Through constant practice, however, motor skills will develop to almost superhuman levels of control, unseen in any but a few professions, such as surgeons, dentists and chemists. Training these skills means that you’ll never spill a drink while pouring it or have paint drip while putting a new coat on your house.
Even more interesting, though, is that the increased creativity and the development of fine motor skills when taken together are more than the sum of their parts and your brain will be healthier overall.
3. A More Active Brain
While drawing, the right, more creative, side of the brain has to remain in constant communication with its left side, which is where the motor skills live. This leads to neurons firing more often and makes for a healthier brain.

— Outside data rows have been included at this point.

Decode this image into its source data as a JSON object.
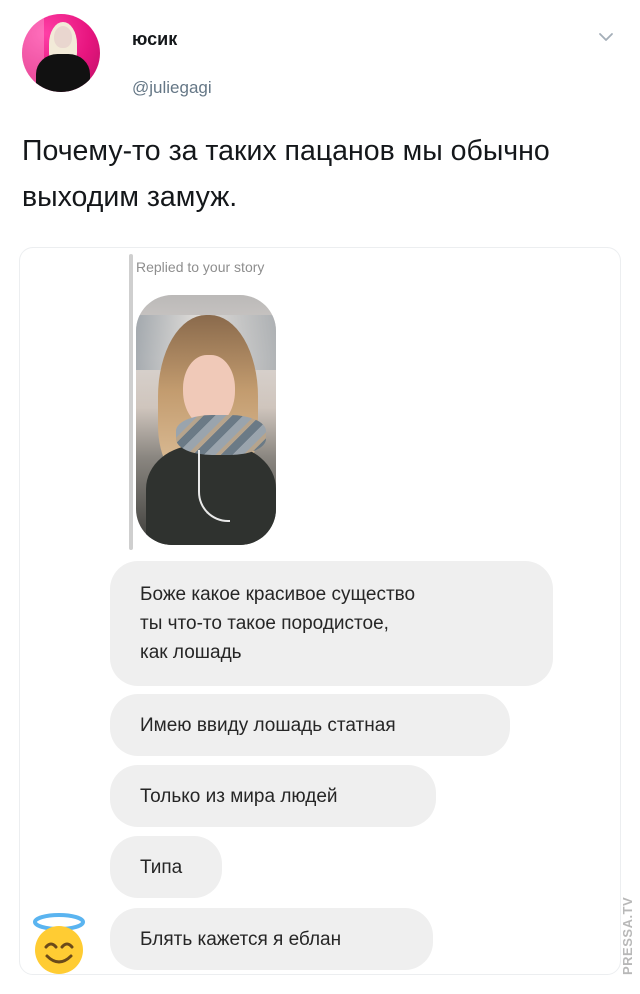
{
  "tweet": {
    "display_name": "юсик",
    "handle": "@juliegagi",
    "text": "Почему-то за таких пацанов мы обычно выходим замуж.",
    "chevron_icon": "chevron-down-icon"
  },
  "dm_screenshot": {
    "reply_label": "Replied to your story",
    "messages": [
      "Боже какое красивое существо\nты что-то такое породистое,\nкак лошадь",
      "Имею ввиду лошадь статная",
      "Только из мира людей",
      "Типа",
      "Блять кажется я еблан"
    ],
    "sender_avatar_icon": "smiling-face-with-halo-icon",
    "bubble_color": "#efefef"
  },
  "watermark": "PRESSA.TV",
  "colors": {
    "avatar_bg": "#e7157f",
    "handle": "#657786",
    "text": "#14171a"
  }
}
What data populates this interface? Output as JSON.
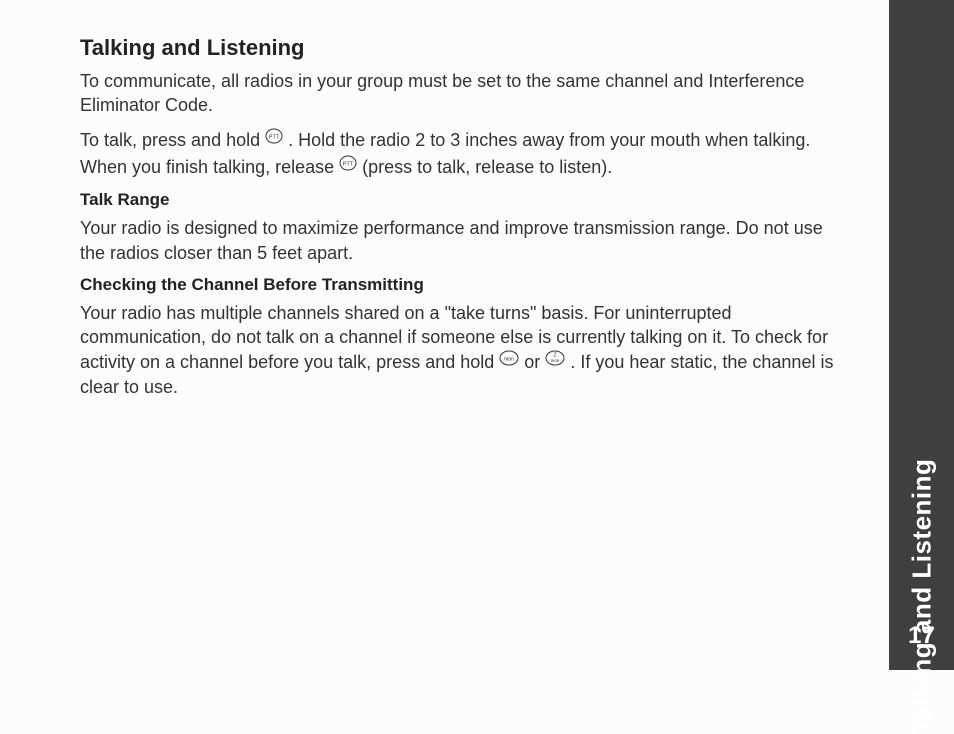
{
  "sidebar": {
    "section": "Talking and Listening",
    "pageNumber": "17"
  },
  "title": "Talking and Listening",
  "intro": "To communicate, all radios in your group must be set to the same channel and Interference Eliminator Code.",
  "talk": {
    "part1": "To talk, press and hold ",
    "part2": ". Hold the radio 2 to 3 inches away from your mouth when talking.",
    "release1": "When you finish talking, release ",
    "release2": " (press to talk, release to listen)."
  },
  "talkRange": {
    "heading": "Talk Range",
    "body": "Your radio is designed to maximize performance and improve transmission range. Do not use the radios closer than 5 feet apart."
  },
  "checking": {
    "heading": "Checking the Channel Before Transmitting",
    "body1": "Your radio has multiple channels shared on a \"take turns\" basis. For uninterrupted communication, do not talk on a channel if someone else is currently talking on it. To check for activity on a channel before you talk, press and hold ",
    "body2": "or ",
    "body3": " . If you hear static, the channel is clear to use."
  },
  "icons": {
    "ptt": "PTT",
    "mon": "mon",
    "monZ": "mon"
  }
}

At the same time, the membrane between the two halves develops in a way to facilitate traffic between the two halves, allowing for quicker thought process and better communication between mind and body. This drastically boosts concentration and memory function, the two abilities most associated with intelligence.
Besides making you smart, drawing also makes you able to communicate better due to the increase in neurons firing over the wall separating the two brain halves. This means that you’ll be much better able to interpret other people’s body language and facial expressions, while simultaneously making you more able to convey the nuances of your message.
These benefits are in no way something that develops overnight, it takes years and years to experience the benefits of drawing. The good news is that you can start at any point of your life, no matter how old you are and still develop these traits.
The greatest benefit, however, is for children, and more and more child rearing theories do include a lot of room for drawing as well as making music, which has a similar influence on the brain’s development.
Either way, take action to improve your brain functionality by drawing; it doesn’t matter if it’s a work of art or just squiggles, your brain with thank you for it!